Ao proferir seu voto hoje ele ficará entre duas opções bastante distintas. Ele pode acelerar a implantação do Estado de Direito, permitindo aos odiados réus petistas terem direito a um recurso que todos os outros réus tiveram, têm e terão se não forem petistas. Pode também nos fazer voltar ao tempo em que dominava a “tradição personalista” herdade da cultura Portuguesa e Espanhola, sobre a qual Francisco Weffort escreveu as seguintes palavras:

“Marcando nítidas diferenças com a cultura dos países que se formaram além-Pirineus, os hispânicos valorizavam as pessoas dando menor importância ‘à verdade das coisas, fundada em uma lógica impessoal’. Não é difícil reconhecer nessa valorização da pessoa a gênese do ‘homem cordial’ dos escritos de Sérgio Buarque de Holanda sobre as origens do Brasil. Encontra-se aí a raiz fundamental da subvalorização das normal e das leis, típica da cultura brasileira e hispano-americana em geral. Daí também que os jesuítas discípulos do espanhol Inácio de Loyola, tenham inventado o casuísmo que, como as subculturas do ‘jeitinho brasileiro” (ou do ‘arreglo’ argentino), do golpismo, do caudilhismo (e dos ‘pronunciamentos’), é tão frequente até os dias atuais na política ibero-americana. Baseado não em princípios gerais mas em interesses e circunstâncias particulares, o casuísmo foi visto pelo francês Blaise Pascal, católico jansenista e anti-jesuíta, como um sinal de imoralidade.” (ESPADA, COBIÇA E FÉ – As origens do Brasil, Editora Civilização Brasileira, 2012, p. 70).

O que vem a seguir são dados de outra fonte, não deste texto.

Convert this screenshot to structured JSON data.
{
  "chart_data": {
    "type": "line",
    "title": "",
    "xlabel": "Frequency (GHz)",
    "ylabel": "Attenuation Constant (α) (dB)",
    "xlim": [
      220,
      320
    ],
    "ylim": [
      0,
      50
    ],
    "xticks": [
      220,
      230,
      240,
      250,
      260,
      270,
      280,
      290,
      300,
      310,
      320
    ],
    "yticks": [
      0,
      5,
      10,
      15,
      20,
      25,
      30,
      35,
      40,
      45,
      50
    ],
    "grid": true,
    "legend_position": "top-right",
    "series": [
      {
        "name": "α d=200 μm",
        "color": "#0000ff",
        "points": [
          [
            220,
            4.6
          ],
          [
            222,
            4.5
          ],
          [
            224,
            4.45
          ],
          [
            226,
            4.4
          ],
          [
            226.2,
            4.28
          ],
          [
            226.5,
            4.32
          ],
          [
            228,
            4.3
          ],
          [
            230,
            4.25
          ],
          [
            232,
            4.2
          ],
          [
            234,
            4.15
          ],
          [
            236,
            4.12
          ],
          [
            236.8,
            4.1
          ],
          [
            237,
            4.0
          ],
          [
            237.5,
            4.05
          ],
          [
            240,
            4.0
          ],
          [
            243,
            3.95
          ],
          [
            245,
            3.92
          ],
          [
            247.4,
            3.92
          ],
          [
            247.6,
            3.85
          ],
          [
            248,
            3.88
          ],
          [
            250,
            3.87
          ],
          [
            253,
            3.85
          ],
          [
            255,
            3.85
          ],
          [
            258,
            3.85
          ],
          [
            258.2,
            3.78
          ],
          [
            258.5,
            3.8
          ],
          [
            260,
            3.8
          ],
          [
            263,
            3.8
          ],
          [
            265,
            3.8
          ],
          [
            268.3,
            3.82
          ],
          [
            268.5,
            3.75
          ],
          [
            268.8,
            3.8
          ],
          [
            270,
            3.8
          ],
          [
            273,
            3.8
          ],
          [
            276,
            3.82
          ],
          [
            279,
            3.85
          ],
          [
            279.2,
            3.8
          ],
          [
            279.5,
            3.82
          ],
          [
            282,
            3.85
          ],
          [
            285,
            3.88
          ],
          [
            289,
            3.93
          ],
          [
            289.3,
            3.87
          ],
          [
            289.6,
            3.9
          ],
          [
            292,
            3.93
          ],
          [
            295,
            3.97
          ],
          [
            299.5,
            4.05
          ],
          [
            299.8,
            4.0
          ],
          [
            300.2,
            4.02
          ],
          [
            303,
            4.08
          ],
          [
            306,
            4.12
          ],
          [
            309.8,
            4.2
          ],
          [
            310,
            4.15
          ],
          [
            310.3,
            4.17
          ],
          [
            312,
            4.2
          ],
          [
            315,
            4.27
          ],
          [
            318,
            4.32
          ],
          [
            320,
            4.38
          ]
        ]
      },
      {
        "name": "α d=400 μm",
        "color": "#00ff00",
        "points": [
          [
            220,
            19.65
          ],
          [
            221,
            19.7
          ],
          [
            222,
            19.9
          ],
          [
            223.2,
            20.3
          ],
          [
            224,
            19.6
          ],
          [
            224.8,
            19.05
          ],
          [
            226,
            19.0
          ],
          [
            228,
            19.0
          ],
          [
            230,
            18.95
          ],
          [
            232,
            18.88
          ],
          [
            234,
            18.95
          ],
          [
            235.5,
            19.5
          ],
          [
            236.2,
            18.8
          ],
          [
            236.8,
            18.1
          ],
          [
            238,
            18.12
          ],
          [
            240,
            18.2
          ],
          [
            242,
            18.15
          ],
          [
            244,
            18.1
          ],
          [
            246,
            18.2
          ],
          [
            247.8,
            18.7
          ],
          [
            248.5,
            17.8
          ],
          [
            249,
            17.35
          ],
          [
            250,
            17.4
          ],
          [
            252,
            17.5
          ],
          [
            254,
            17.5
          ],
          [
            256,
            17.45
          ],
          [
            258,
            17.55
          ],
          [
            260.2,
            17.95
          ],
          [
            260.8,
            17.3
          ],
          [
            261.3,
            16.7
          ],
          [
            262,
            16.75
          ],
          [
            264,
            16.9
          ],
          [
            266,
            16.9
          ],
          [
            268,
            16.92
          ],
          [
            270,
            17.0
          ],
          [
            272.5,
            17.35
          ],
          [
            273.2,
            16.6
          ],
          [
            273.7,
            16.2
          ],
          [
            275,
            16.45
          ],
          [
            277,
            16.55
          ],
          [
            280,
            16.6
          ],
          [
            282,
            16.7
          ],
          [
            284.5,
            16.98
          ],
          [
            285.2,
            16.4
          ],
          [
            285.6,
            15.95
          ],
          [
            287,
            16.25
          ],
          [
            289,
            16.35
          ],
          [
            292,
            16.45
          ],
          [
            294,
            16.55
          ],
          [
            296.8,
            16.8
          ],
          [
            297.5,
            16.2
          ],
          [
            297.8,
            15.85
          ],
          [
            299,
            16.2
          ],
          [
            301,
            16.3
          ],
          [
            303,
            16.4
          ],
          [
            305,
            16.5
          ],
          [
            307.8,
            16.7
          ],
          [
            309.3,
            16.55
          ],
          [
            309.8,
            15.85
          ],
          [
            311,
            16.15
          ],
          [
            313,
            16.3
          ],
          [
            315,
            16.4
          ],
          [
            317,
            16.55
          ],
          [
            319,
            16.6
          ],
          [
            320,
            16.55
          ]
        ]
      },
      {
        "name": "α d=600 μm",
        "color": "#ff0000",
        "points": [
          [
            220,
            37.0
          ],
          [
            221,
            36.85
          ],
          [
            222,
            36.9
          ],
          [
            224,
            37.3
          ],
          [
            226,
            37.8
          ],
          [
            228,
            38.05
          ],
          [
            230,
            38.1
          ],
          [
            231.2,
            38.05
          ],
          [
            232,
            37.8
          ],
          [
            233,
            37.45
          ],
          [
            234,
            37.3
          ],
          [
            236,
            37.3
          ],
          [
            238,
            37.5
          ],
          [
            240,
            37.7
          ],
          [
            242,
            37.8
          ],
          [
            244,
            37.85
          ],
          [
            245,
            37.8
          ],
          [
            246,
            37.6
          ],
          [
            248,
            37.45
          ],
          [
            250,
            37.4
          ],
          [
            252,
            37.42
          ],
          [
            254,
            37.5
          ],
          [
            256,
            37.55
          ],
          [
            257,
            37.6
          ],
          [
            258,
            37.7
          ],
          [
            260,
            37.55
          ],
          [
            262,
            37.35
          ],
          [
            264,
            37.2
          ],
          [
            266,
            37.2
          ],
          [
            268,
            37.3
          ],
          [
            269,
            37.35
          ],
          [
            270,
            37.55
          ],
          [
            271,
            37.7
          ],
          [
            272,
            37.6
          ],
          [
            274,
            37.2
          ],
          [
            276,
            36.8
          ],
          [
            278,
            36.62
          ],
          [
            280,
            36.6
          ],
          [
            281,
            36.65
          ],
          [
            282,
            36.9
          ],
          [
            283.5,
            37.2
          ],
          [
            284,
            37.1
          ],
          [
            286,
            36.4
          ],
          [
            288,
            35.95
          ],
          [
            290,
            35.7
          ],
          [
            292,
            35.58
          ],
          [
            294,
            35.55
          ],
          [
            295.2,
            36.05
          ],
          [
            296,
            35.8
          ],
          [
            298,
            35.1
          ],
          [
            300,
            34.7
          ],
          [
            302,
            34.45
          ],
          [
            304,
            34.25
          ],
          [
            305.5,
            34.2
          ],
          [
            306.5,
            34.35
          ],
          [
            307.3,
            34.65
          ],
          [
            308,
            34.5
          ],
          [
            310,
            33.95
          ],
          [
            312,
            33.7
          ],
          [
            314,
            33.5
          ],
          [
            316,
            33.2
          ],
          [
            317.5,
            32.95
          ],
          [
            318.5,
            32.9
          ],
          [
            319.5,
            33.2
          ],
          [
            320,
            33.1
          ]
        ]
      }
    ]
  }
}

A “tradição personalista” e o casuísmo explicam porque a imoralidade tem sido a regra no STF. Há bem pouco tempo o Ministro Gilmar Mendes concedeu dois HCs ao banqueiro criminoso Daniel Dantas, um deles com evidente supressão de instância acarretando firme reprovação dos especialistas em Direito (http://www.conjur.com.br/2008-jul-15/soltura_dantas_tipico_supressao_instancia). Depois, o então Presidente do STF passou a perseguir de maneira sistemática e cruel o Delegado da PF que realizou a operação que resultou na prisão do banqueiro e o Juiz da Justiça Federal em São Paulo que havia determinado a prisão dele. 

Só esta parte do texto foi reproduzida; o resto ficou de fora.